All You Need to Know: Linoleum Flooring

All You Need to Know: Linoleum Flooring

What is Linoleum Flooring?

Linoleum flooring is a beautiful and varied flooring with a completely natural structure, which was first invented in 1860 by an Englishman named “Frederick Walton”. 

Linoleum is very similar in appearance to Vinyl flooring, and before the invention of Vinyl flooring, Linoleum was the go-to option of architects and designers in many luxury buildings.

It may be interesting to know that Linoleum was the main flooring used in the luxury rooms and spaces of the Titanic. Today, due to its color and design variety, excellent environmental properties, and the absence of compounds harmful to human health, Linoleum has again attracted attention.

Linoleum flooring ingredients

Linoleum flooring is a result of a combination of several natural materials combined under special conditions such as controlled pressure and temperature. Most of this flooring’s raw materials are linseed oil (flaxseed oil), pieces of cork, wood, sawdust, and pine gum. These ingredients make Linoleum flooring a completely recyclable and environmentally friendly type of flooring.

You can see the main components of Linoleum flooring in the picture below.

Linoleum flooring ingredients

1- Linseed oil (flaxseed oil) 2- Round cork 3- Sawdust 4- Pine tree gum 5- Limestone 6- Pigment 7- Hemp backing layer

Linoleum flooring durability

Linoleum flooring has a very long life and high durability, and its durability is often predicted to be up to about 40 years. But the average lifespan of this product is about 20 years, which is a relatively long life.

Linoleum flooring has a good performance against stains and dirt to the extent that it is considered resistant to stains, microbial contamination, and it is anti-allergy.

Types of linoleum flooring in terms of form

Linoleum flooring is produced in 3 general ways in terms of form.

Roll or sheet: Linoleum rolls, like Vinyl rolls, are installed on the bottom surface by glue.
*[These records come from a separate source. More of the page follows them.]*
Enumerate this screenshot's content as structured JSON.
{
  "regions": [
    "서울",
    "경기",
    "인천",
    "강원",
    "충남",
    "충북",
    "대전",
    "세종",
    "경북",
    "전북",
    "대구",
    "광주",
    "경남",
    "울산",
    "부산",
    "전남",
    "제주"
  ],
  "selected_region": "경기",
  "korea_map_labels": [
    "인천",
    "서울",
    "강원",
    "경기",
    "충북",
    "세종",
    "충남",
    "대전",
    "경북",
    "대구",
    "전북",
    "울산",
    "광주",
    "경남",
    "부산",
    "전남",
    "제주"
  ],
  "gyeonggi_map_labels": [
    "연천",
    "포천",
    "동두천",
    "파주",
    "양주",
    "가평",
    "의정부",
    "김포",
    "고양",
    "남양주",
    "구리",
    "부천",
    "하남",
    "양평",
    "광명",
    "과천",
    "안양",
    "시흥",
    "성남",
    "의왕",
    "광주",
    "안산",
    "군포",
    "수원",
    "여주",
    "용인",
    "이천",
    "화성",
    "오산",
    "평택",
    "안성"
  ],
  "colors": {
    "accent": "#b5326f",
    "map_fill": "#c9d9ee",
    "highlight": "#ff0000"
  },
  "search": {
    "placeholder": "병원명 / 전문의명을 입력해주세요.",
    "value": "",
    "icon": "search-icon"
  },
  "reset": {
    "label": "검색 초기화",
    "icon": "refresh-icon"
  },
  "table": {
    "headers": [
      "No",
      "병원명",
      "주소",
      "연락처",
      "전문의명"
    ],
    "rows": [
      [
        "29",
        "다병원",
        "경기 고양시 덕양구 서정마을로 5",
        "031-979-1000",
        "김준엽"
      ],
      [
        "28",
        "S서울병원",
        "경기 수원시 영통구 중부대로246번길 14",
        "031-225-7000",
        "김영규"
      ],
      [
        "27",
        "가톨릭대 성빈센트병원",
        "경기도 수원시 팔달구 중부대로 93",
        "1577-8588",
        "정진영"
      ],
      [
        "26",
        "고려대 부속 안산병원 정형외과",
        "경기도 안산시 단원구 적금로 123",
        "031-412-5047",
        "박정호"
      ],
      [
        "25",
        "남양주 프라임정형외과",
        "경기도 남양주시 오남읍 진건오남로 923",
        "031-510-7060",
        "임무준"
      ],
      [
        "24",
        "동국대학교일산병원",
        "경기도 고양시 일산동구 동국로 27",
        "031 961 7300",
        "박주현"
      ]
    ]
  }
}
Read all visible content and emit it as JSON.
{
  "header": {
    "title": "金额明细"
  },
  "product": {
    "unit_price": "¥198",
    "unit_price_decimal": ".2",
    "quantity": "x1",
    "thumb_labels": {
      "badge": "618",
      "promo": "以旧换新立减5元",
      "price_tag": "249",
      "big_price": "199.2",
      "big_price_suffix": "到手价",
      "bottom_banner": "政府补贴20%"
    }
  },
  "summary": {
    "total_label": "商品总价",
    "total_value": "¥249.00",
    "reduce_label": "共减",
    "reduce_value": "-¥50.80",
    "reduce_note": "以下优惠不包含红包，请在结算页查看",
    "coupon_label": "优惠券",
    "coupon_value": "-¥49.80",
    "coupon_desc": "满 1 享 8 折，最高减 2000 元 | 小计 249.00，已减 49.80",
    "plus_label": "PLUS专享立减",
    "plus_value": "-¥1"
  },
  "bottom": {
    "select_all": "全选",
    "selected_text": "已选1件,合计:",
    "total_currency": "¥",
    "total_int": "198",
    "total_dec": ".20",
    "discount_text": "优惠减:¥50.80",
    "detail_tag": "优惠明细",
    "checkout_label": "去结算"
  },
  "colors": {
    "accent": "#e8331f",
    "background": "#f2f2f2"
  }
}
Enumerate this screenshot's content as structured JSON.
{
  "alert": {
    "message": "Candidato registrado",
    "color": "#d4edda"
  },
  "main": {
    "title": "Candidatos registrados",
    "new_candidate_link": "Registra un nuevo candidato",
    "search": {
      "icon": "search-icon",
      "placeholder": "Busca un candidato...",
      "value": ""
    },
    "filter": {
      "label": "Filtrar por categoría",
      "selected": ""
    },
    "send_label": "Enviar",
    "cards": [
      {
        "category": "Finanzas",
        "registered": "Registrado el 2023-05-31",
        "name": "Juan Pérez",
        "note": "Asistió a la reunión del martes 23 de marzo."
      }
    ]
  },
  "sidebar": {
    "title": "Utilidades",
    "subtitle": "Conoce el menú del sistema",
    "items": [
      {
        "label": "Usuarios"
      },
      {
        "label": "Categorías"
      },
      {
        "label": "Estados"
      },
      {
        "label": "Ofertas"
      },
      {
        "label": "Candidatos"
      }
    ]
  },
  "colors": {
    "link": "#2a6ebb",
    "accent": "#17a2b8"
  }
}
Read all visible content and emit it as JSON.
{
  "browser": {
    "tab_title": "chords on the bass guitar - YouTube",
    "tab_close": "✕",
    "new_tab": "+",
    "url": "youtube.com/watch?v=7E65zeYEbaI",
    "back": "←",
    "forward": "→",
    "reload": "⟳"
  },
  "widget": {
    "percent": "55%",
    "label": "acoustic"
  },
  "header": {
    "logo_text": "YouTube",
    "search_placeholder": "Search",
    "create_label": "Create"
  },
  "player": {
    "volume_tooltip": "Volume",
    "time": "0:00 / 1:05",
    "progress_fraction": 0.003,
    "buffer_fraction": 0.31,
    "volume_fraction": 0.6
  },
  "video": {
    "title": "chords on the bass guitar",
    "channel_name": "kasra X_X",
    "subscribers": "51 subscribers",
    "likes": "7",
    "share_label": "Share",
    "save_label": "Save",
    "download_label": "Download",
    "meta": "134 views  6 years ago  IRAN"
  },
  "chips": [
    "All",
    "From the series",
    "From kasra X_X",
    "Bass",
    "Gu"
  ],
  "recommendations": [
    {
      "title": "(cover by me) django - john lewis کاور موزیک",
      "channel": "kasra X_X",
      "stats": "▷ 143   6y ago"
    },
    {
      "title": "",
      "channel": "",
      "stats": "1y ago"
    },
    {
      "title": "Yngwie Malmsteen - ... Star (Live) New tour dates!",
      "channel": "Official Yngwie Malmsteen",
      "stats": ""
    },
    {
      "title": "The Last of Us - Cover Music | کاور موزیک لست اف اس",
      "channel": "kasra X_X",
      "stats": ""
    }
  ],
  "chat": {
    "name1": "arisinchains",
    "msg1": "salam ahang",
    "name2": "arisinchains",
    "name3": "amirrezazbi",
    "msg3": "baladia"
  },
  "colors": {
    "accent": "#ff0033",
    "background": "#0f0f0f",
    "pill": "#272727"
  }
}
Tiles: Linoleum tiles, like Linoleum rolls, are installed with glue, and of course, a layer of polyester is installed under them to make the floor stronger.

Parquet linoleum: This type of linoleum flooring is entirely installed like parquet. (panels have tongues that are fastened together)

A layer of moisture-resistant cork or sheet is also installed under the panels as a protective layer.

Moisture and Linoleum flooring 

Linoleum performs very well against moisture, but not as well as vinyl flooring. Linoleum flooring is moisture resistant but not waterproof. Of course, if special waxes are used to protect this floor, linoleum rolls can be used as flooring in completely humid spaces (if water does not penetrate under the panels)

Uses of Linoleum flooring 

Due to its structure, linoleum floors create a feeling of softness and flexibility under the feet when walking. Also, they are resistant to high traffic. These floors have good resistance to moisture and stain and are easy to clean. These factors have made linoleum flooring suitable for use in most spaces. But the primary use of this flooring is in homes, hospitals, and educational spaces like schools and libraries.

Maintenance of Linoleum flooring 

Linoleum flooring should be periodically waxed or coated by a layer of acrylic. By doing these, you will increase the lifespan of this flooring and its resistance against moisture.

Cleaning and maintaining this flooring is relatively simple and is easily done with a broom and a wet towel.